In order to reduce the investment, operational cost, and energy consumption of a natural gas processing facility using high carbon to sulfur ratio natural gases as raw materials, this paper presents a novel two-stage flashing process for acid gas removal based on traditional acid gas removal. By using Aspen HYSYS, this paper simulated different acid gas removal processes, using the sensitivity analysis function in Aspen HYSYS to analyze the influence of the different operating parameters in two-stage flashing process of acid gas removal.

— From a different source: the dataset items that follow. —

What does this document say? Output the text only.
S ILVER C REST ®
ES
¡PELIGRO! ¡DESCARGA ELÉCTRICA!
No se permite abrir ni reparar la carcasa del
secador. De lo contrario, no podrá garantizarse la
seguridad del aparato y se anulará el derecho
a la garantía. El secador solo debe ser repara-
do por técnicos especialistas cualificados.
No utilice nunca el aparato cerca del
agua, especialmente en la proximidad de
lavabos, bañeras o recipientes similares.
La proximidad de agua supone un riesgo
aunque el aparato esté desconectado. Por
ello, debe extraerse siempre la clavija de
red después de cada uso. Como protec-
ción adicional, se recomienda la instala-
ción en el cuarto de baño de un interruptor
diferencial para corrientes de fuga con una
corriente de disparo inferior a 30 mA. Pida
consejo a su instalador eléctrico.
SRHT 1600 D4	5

The results indicate that the process can reach the standards and enrich the acid gas. Below are several conclusions which can be drawn from this study.

• This novel acid gas removal process is suitable for acid gas removal with high carbon to sulfur ratio; the content of CO₂ is lower than 2%, and the content of H₂S is lower than 20 mg·m⁻³. The CO₂ removal rate is 77% in acid gas enrichment section, and it can remove lots of CO₂ in this section.

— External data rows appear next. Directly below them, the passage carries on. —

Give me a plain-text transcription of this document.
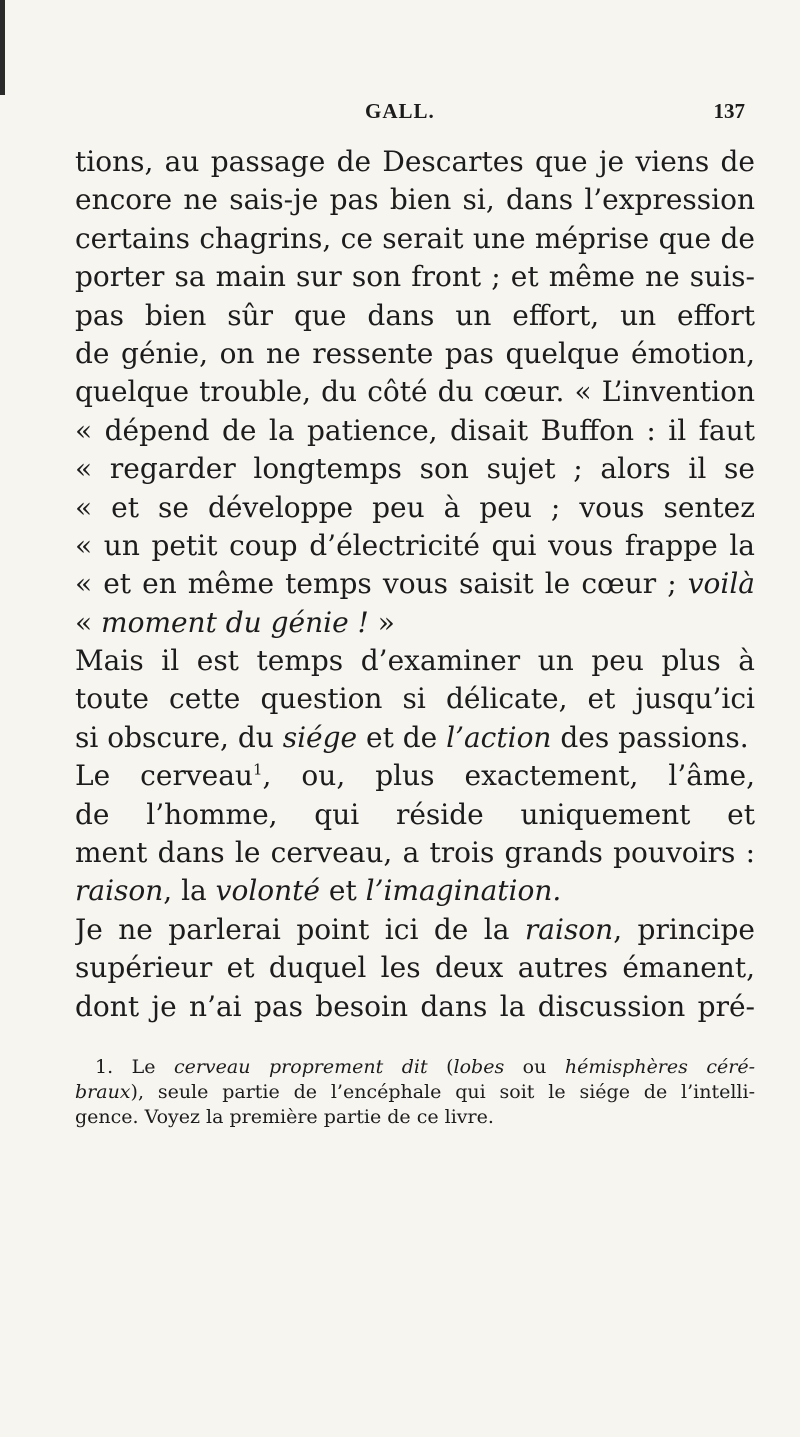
GALL.	137
tions, au passage de Descartes que je viens de
encore ne sais-je pas bien si, dans l’expression
certains chagrins, ce serait une méprise que de
porter sa main sur son front ; et même ne suis-
pas bien sûr que dans un effort, un effort
de génie, on ne ressente pas quelque émotion,
quelque trouble, du côté du cœur. « L’invention
« dépend de la patience, disait Buffon : il faut
« regarder longtemps son sujet ; alors il se
« et se développe peu à peu ; vous sentez
« un petit coup d’électricité qui vous frappe la
« et en même temps vous saisit le cœur ; voilà
« moment du génie ! »
Mais il est temps d’examiner un peu plus à
toute cette question si délicate, et jusqu’ici
si obscure, du siége et de l’action des passions.
Le cerveau$^1$, ou, plus exactement, l’âme,
de l’homme, qui réside uniquement et
ment dans le cerveau, a trois grands pouvoirs :
raison, la volonté et l’imagination.
Je ne parlerai point ici de la raison, principe
supérieur et duquel les deux autres émanent,
dont je n’ai pas besoin dans la discussion pré-
1. Le cerveau proprement dit (lobes ou hémisphères céré-
braux), seule partie de l’encéphale qui soit le siége de l’intelli-
gence. Voyez la première partie de ce livre.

• Compared with traditional acid gas removal process and traditional acid gas enrichment process, two-stage flash process of acid gas removal can enrich acid gas and reduce the regenerator energy consumption. It can be indicated that two-stage flash process of acid gas removal has 2.2 × 10⁹ kJ·h⁻¹ less energy consumption than traditional acid gas removal process, and the total energy of two-stage flash process of acid gas removal is less 8.54 × 10⁹ kJ·h⁻¹ than combination process of traditional process and acid gas enrichment process.
• Compared with these acid gas removal processes, two-stage flash process has the lowest separation cost (0.92 $·kmol⁻¹), and the combination of the AGR and AGE process has the AGE process than traditional AGR process, so the separation cost (13.9 $·kmol⁻¹) is the highest. Because two-stage has a 2nd absorber, the equipment cost is higher than traditional process.

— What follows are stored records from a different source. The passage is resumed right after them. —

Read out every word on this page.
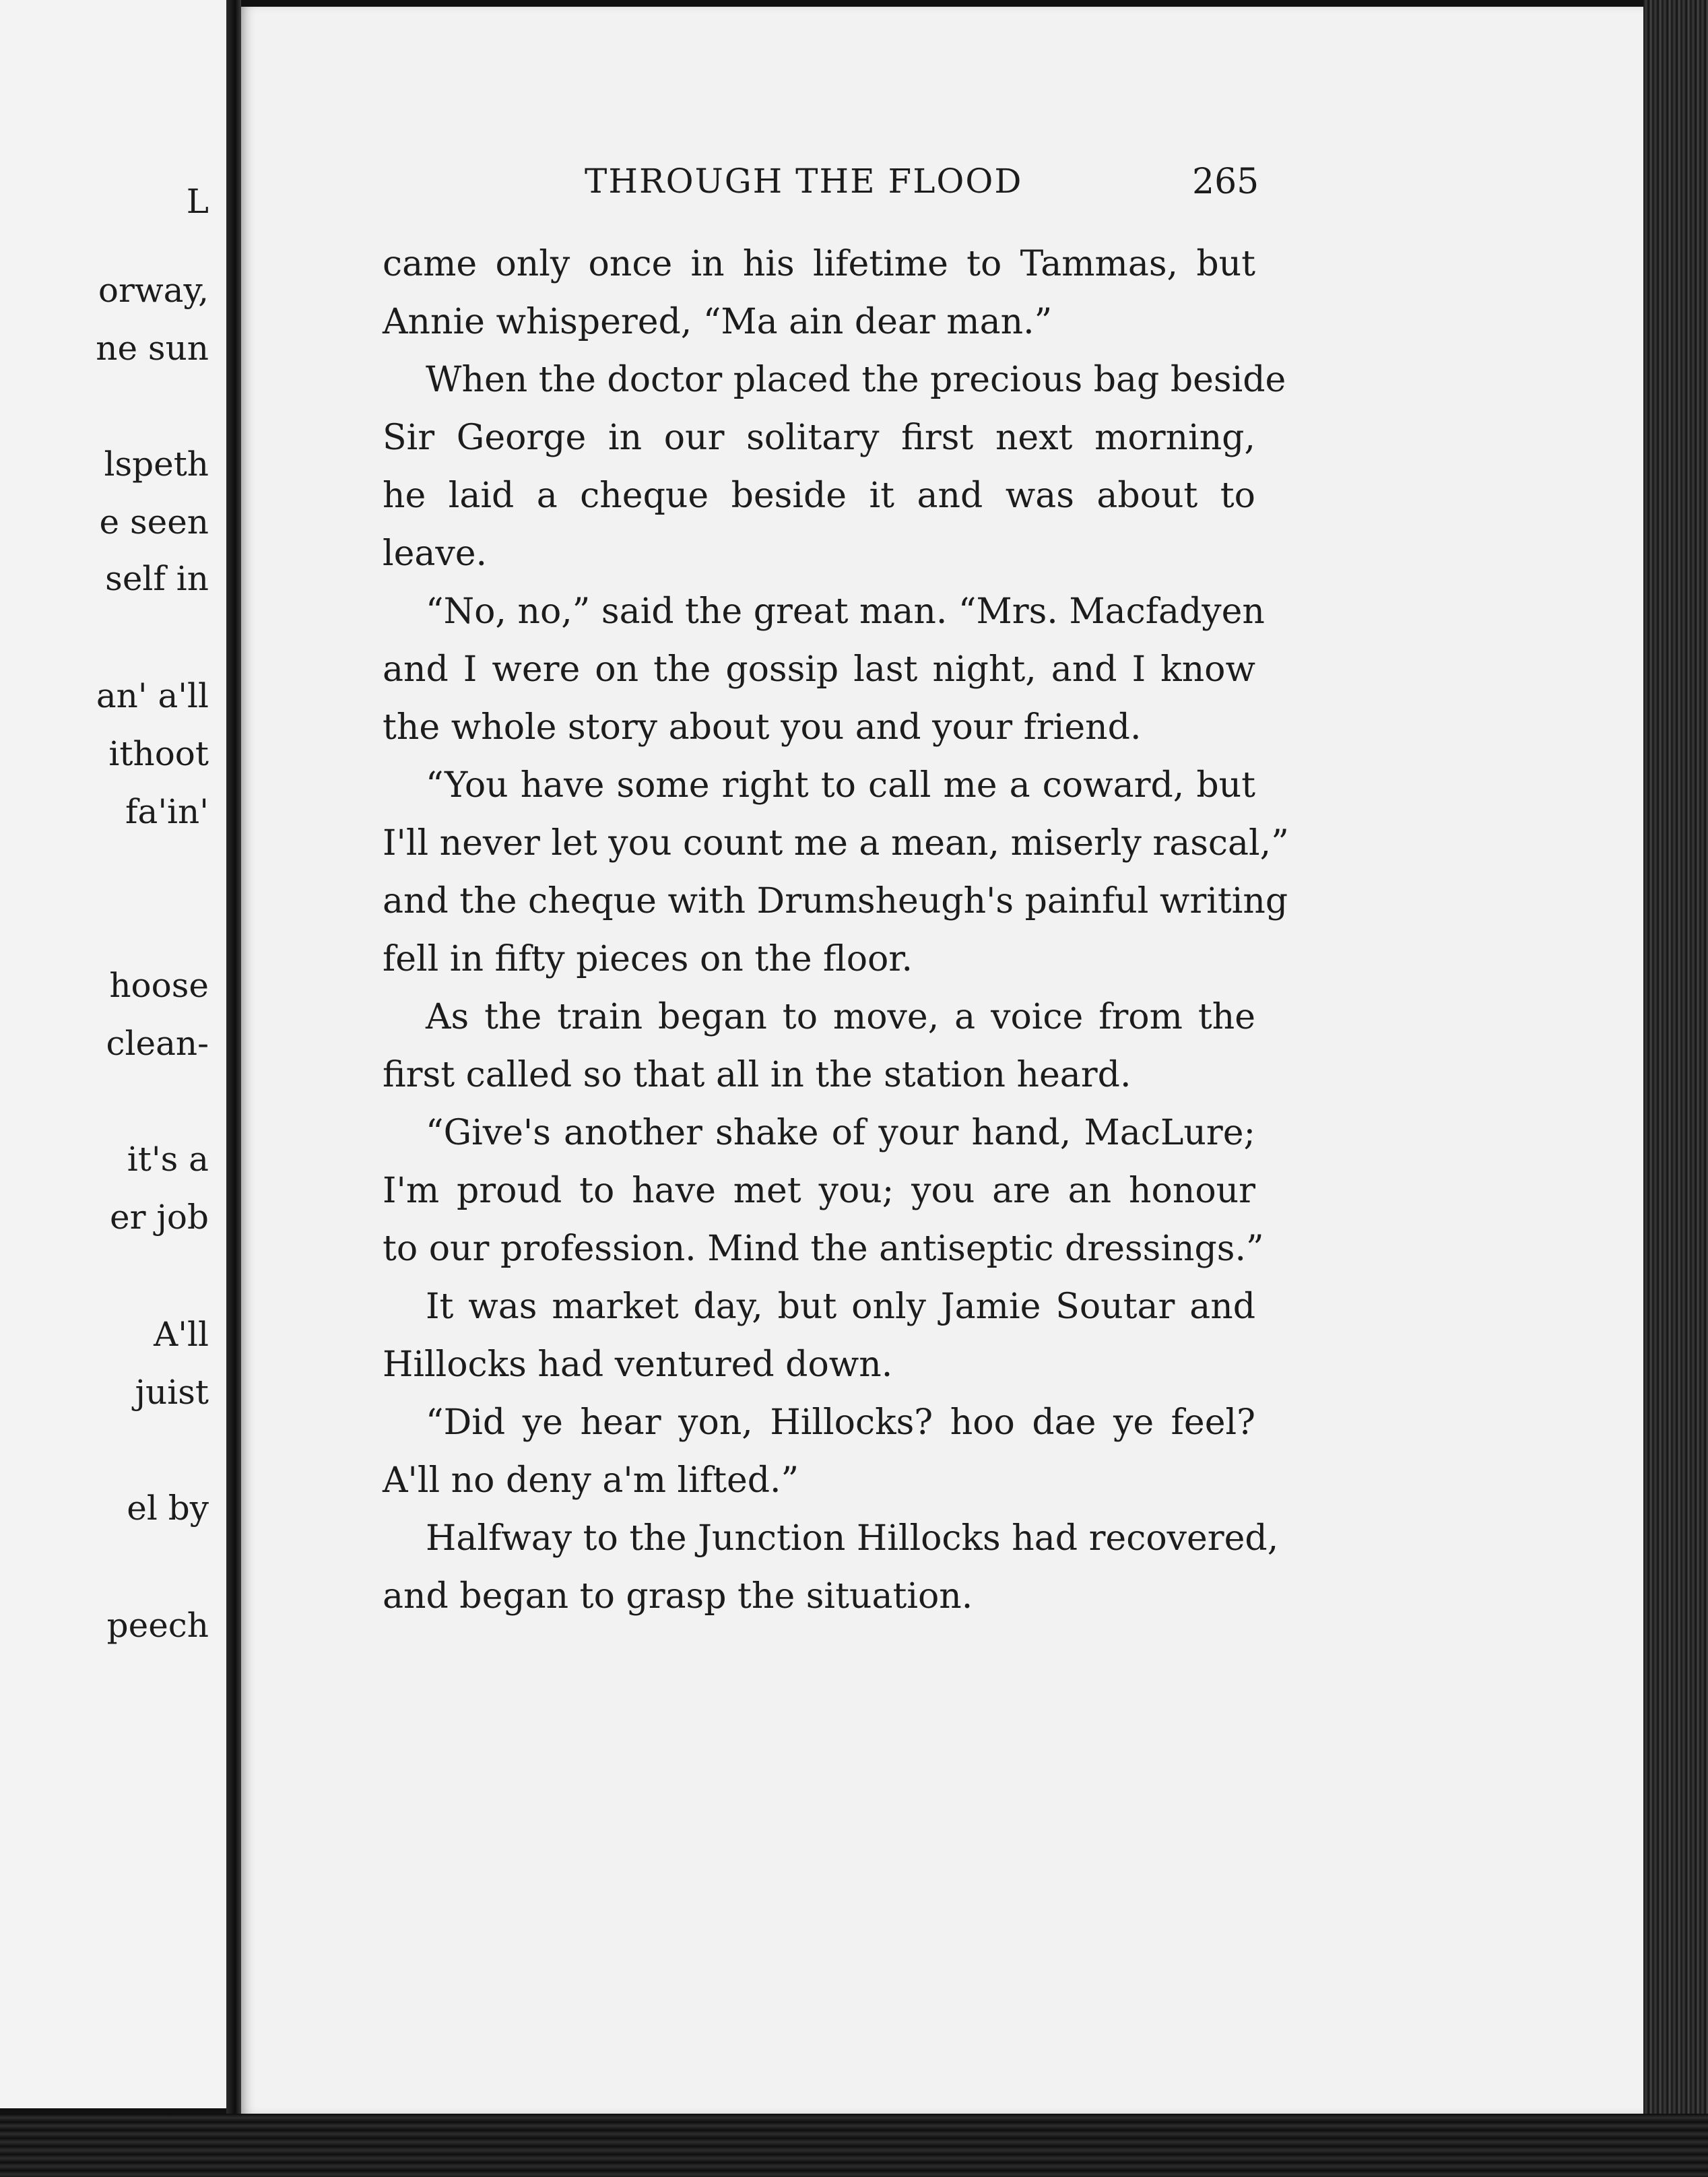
L
orway,
ne sun
lspeth
e seen
self in
an' a'll
ithoot
fa'in'
hoose
clean-
it's a
er job
A'll
juist
el by
peech
THROUGH THE FLOOD	265
came only once in his lifetime to Tammas, but
Annie whispered, “Ma ain dear man.”
When the doctor placed the precious bag beside
Sir George in our solitary first next morning,
he laid a cheque beside it and was about to
leave.
“No, no,” said the great man. “Mrs. Macfadyen
and I were on the gossip last night, and I know
the whole story about you and your friend.
“You have some right to call me a coward, but
I'll never let you count me a mean, miserly rascal,”
and the cheque with Drumsheugh's painful writing
fell in fifty pieces on the floor.
As the train began to move, a voice from the
first called so that all in the station heard.
“Give's another shake of your hand, MacLure;
I'm proud to have met you; you are an honour
to our profession. Mind the antiseptic dressings.”
It was market day, but only Jamie Soutar and
Hillocks had ventured down.
“Did ye hear yon, Hillocks? hoo dae ye feel?
A'll no deny a'm lifted.”
Halfway to the Junction Hillocks had recovered,
and began to grasp the situation.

• The acid gas enrichment section adopts a two-stage flashing process. The 1st flashing section separates most CO₂ and some H₂S into the rich solvent. The 2nd flashing section separates water and acid gas to reduce the vapor loading of 2nd absorber. The 2nd absorber section absorbs H₂S from the acid gas. By using Aspen HYSYS sensitivity analysis, we analyzed the main operating parameters, especially the 2nd flashing pressure and temperature. According to the results, it was found that the optimal 2nd flashing pressure and temperature should be 413.15 K and 300 kPa.